Of course, if it’s microbrews you’ve come up to the Colorado Plateau for, then you’re in the right city. Many micro and craft breweries have found a discerning audience in Flagstaff—the 20-somethings fresh out of the university, the weary road trippers looking to unwind and even the enthusiastic European tourists retracing the legendary Route 66.
Though more of a cocktails person myself, I rather enjoyed the refreshing flights at Lumberyard Brewing Company, Beaver Street’s sister brewery and Mother Road Brewing, where we sampled our beer on a communal picnic table under a beautiful, blue-sky day.
Yet, it must be said, this being the jumping off point to the Grand Canyon and many other adventures, that clear, sunny days like this are better spent in the wildly beautiful outdoors. We needed not stray far.

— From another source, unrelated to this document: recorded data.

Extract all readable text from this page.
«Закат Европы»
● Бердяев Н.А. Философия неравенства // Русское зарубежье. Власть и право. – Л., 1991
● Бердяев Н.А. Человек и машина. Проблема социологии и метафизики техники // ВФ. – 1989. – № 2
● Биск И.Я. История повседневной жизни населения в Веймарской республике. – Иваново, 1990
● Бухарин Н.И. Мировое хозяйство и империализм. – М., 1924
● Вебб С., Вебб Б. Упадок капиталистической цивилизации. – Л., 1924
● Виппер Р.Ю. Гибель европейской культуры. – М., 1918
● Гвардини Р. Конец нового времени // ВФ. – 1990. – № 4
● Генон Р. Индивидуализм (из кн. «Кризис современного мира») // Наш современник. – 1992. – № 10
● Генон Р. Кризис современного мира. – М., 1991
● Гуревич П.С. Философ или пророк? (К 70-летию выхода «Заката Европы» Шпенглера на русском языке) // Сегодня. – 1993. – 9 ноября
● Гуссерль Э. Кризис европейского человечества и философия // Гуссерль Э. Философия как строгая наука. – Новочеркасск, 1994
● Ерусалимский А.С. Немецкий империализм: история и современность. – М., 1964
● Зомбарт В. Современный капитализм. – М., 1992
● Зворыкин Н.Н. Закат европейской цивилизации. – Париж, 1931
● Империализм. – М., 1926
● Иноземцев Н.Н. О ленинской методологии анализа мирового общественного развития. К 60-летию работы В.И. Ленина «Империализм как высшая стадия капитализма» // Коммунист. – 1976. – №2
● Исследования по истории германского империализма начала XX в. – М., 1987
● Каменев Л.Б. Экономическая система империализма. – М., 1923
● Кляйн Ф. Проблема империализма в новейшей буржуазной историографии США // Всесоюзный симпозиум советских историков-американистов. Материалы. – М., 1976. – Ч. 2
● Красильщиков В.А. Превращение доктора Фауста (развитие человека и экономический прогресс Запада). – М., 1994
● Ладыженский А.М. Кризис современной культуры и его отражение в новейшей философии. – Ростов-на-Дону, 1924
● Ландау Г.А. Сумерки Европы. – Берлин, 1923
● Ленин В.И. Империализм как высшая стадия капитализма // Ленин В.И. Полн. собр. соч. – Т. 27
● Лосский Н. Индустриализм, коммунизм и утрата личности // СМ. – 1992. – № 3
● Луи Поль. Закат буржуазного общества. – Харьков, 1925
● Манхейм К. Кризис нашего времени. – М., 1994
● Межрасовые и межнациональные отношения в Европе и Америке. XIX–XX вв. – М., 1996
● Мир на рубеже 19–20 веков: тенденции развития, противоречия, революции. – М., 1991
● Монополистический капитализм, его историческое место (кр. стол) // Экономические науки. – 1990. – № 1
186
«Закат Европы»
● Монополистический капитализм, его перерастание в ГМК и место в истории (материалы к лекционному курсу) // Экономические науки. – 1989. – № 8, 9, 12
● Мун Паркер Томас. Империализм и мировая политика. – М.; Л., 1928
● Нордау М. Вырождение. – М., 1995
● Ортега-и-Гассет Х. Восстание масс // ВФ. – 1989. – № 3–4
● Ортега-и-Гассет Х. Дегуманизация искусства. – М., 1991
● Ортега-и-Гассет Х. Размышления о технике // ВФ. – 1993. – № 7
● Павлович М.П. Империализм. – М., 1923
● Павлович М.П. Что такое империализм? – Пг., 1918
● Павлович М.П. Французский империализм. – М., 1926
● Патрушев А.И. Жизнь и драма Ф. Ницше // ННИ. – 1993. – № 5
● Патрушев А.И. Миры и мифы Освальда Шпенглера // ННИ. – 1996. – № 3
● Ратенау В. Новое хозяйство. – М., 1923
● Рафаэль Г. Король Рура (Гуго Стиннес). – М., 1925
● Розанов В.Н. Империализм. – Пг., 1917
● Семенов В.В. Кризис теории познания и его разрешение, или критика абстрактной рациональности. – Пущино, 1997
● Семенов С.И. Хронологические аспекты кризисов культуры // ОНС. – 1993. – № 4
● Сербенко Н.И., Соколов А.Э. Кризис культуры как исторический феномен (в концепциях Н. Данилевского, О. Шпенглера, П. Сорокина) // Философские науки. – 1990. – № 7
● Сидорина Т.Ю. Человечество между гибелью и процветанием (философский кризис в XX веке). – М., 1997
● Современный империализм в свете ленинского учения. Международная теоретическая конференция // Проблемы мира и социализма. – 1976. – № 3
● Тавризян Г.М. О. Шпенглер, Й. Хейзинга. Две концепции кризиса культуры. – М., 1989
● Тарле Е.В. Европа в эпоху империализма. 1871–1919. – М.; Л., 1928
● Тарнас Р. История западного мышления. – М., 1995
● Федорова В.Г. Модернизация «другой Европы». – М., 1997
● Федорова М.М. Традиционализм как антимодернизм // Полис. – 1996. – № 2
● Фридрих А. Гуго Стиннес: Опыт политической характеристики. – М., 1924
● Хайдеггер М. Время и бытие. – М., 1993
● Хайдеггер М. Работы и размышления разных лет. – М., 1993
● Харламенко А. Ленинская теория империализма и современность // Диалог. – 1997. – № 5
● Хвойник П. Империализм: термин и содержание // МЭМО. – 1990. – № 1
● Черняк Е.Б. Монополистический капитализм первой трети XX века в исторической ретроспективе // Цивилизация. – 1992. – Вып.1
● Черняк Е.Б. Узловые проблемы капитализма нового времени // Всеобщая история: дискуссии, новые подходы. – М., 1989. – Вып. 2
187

On another glorious day, we booked a guided nature walk with local Christi Sorrell—arborist, botanist and all around nature expert—right in the hotel’s herculean backyard. Later, we took to the treetops at the Flagstaff Extreme Zip Line Course where up to 30 lines dangled as high as 80 feet. To the less daring, it might have been a terrifying undertaking. But we had conquered mightier zip lines before so we flew away from one tree to another, higher and higher through the evergreens.
We were dauntless. We had to be.
Because ultimately, though Flagstaff might be a different world, we were still in Arizona. And its sense of epic adventure remains the same.